In vorindustrieller Zeit trugen vor allem die von Bäumen abgesonderten organischen Verbindungen zur Aeorosolbildung bei. Die Forscher untersuchten alpha-Pinen, eine Substanz, die Pinienwäldern den charakteristischen angenehmen Duft verleiht. Sie gehört zu den wichtigsten biogenen Emissionen. Alpha-Pinen wird in der Atmosphäre durch Ozon schnell oxidiert und in nachfolgenden Reaktionsketten entstehen dabei auch einige extrem schwerflüchtige Substanzen. Sie treten aber nur in sehr geringen Mengen von etwa 1 Molekül pro 1 Billionen Luftmoleküle auf.

Die CLOUD-Experimente zeigen, dass sich aus den extrem schwerflüchtigen organischen Verbindungen sehr effizient neue Partikel bilden.

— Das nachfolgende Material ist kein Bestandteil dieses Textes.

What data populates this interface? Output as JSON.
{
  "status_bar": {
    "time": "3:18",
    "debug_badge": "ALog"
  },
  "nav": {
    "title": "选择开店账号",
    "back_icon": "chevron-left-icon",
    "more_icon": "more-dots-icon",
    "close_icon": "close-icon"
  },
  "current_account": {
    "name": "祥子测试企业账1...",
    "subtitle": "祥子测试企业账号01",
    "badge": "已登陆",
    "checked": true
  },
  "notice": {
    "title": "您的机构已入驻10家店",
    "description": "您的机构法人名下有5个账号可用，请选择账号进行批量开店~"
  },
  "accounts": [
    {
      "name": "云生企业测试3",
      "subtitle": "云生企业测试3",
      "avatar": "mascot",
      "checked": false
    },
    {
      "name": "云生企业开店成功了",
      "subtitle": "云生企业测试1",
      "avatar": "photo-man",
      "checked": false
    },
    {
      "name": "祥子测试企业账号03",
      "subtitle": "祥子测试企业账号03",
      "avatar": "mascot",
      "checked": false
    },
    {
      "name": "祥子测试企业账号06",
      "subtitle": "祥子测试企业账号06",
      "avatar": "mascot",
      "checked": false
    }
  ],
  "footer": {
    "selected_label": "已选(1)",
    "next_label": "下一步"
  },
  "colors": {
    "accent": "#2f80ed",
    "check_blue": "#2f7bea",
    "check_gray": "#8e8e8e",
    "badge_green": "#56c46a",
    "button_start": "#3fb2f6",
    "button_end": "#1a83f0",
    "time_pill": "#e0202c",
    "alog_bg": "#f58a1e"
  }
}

Dieser Prozess läuft unter Atmosphärenbedingungen ab, auch ohne Beteiligung von Schwefelsäure. Bisher ging man davon aus, dass Schwefelsäure an der Partikelbildung in der Atmosphäre nahezu immer beteiligt ist. Schwefelsäure stammt in der Atmosphäre hauptsächlich aus Schwefeldioxid, das aus der Verbrennung fossiler Brennstoffe stammt.

Weiterhin haben die Forscher herausgefunden, dass Ionen aus der kosmischen Strahlung die Bildung der organischen Partikel erheblich verstärken – um einen Faktor 10-100 im Vergleich zur Partikelbildung ohne Ionen, solange die Konzentrationen der partikelbildenden Gase niedrig sind. „Unsere Untersuchungen zeigen weiterhin, dass diese schwerflüchtigen organischen Substanzen auch in unverschmutzter Umgebung das Wachstum der Partikel dominieren – und zwar über den ganzen Größenbereich von Clustern aus wenigen Molekülen bis hin zu Partikelgrößen von 50-100 Nanometern, die groß genug sind, um als Wolkenkeime dienen zu können“, erklärt Joachim Curtius. Die Wachstumsraten nehmen zu, je größer die Partikel werden, da immer mehr Oxidationsprodukte, auch solche mit höherer Flüchtigkeit, an den größer werdenden Partikeln kondensieren können. Dieser Prozess wird quantitativ mit einem Kondensations-Modell für die verschiedenen organischen Substanzen beschrieben.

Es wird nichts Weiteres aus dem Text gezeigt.